**Drainage Patterns of Subvertical Wells intersecting Naturally Fractured Carbonate Reservoir Layers**

**Shaho Bazr-Afkan¹, Stephan Matthai¹, and Caroline Milliotte²**

*¹Institute of Reservoir Engineering, Department of Mineral Resources and Petroleum Engineering, Montan University of Leoben, Leoben, Austria
²Fractured Reservoir Dynamics (FRD), Rosegger Str. 11, Leoben, Austria
*

In the Middle East and elsewhere, the identification of optimal well patterns for naturally fractured carbonate reservoirs (NFRs), still heavily relies on classic reservoir engineering concepts like
*drainage radius* and *area* (e.g., Muskat & Meres, 1936). This is astonishing because these concepts represent strong conceptual idealisations even when applied to much less heterogeneous reservoirs where fluids flow pervasively in layered porous rocks. These concepts were simplistic by necessity: they had to be amenable to mathematical analysis prior to the advent of digital computing.

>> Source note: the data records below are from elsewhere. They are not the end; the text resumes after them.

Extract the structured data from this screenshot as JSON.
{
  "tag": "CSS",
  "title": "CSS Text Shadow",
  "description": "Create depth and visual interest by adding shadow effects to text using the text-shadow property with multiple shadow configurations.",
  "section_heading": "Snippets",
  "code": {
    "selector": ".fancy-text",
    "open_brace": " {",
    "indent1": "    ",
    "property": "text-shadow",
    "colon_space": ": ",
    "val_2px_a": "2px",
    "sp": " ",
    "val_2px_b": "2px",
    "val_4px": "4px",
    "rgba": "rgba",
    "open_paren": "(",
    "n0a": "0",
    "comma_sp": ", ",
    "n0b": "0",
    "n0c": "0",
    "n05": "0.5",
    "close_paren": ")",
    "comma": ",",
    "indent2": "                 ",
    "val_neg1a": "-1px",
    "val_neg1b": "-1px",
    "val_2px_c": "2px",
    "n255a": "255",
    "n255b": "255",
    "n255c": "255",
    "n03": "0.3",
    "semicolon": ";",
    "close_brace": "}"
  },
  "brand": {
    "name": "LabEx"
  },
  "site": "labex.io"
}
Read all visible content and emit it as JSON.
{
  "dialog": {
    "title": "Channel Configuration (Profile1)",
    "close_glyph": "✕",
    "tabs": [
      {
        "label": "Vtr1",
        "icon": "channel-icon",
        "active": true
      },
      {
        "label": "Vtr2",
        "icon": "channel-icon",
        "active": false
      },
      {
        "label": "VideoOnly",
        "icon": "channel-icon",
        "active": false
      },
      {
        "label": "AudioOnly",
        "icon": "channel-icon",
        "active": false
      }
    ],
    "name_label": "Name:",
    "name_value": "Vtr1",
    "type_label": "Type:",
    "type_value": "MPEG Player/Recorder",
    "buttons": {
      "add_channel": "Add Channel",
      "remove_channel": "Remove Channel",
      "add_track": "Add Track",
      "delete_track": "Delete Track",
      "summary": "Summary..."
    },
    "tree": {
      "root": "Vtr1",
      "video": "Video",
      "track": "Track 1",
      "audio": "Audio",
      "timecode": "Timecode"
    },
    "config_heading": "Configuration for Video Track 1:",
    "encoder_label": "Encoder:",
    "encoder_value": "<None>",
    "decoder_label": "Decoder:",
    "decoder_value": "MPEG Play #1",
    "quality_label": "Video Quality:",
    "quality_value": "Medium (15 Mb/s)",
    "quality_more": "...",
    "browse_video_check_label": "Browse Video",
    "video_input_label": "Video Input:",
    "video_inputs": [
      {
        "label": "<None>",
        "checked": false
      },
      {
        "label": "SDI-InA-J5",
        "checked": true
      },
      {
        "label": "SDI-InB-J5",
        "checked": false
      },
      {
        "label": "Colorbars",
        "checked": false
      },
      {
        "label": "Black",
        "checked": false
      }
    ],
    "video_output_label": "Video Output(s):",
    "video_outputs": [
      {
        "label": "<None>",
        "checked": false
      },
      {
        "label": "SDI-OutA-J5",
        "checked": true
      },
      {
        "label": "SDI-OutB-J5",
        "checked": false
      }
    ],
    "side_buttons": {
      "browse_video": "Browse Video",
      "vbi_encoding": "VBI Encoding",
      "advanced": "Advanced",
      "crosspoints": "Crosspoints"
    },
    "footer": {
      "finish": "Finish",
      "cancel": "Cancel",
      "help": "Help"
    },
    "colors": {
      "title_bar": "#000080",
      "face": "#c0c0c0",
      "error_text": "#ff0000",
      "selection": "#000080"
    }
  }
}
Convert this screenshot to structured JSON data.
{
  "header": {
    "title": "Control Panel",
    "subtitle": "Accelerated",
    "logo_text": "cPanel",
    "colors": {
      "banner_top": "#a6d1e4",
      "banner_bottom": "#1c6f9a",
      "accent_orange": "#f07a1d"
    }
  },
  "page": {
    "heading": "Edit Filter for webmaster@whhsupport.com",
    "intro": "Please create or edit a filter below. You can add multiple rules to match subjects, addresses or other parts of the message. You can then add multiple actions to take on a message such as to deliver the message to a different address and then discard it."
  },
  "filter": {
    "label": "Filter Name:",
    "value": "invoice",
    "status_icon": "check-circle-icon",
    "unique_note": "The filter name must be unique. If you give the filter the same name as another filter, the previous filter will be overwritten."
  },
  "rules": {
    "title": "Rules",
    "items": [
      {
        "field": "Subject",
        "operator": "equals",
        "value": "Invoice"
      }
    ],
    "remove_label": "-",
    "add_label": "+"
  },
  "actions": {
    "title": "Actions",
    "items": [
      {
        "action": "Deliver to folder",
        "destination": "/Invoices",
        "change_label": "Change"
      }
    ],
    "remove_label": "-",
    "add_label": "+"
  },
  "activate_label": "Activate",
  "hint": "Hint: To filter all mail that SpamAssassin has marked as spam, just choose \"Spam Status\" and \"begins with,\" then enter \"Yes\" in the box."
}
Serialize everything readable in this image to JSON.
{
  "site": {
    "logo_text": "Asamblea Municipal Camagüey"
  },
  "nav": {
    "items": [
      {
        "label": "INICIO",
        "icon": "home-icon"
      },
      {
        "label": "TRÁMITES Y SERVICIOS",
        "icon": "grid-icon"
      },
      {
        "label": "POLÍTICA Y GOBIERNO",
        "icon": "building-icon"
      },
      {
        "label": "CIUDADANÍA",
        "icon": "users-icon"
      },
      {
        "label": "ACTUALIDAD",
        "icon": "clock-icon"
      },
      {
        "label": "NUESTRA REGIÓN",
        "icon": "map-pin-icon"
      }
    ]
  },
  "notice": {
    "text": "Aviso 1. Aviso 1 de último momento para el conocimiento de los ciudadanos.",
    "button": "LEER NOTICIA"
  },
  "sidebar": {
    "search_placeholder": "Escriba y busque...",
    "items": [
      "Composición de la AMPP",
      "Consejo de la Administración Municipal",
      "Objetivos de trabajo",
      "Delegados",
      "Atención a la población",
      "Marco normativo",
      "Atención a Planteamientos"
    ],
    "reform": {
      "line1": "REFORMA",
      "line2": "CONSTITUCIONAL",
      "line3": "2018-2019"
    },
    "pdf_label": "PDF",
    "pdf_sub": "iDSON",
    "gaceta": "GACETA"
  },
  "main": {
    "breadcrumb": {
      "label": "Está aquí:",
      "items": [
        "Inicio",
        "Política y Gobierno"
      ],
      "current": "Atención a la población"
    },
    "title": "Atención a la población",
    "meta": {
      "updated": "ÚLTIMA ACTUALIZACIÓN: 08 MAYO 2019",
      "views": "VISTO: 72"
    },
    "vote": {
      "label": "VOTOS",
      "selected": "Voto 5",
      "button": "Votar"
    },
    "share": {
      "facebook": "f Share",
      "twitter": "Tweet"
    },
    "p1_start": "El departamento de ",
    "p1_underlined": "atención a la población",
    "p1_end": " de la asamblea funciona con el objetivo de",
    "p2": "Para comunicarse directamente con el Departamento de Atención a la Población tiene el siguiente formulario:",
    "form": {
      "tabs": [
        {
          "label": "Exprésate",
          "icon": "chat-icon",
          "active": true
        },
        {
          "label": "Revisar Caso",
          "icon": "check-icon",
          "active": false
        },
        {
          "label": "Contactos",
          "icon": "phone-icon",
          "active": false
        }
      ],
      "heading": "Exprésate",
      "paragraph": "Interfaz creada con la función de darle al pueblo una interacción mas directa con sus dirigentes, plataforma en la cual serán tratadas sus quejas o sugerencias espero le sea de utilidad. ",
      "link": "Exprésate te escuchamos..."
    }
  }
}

Today, water breakthrough-, pressure diffusion- and tracer test data (e.g., Schechter et al., 2003) as well as flow patterns observed in computationally demanding discrete fracture and rock matrix simulations (e.g., Belayneh et al., 2006), show that drawdown in NFRs is anything but radial. Also, PLT- and temperature logs, and isotopic tracer data indicate that flow is highly localised and often remotely sourced (e.g., Aguilera, 1995). Ultimate recovery factors also are extremely low (Allan & Sun, 2003). These observations raise the question whether such conceptual models can be applied to NFRs and which techniques could substitute for them in field development planning.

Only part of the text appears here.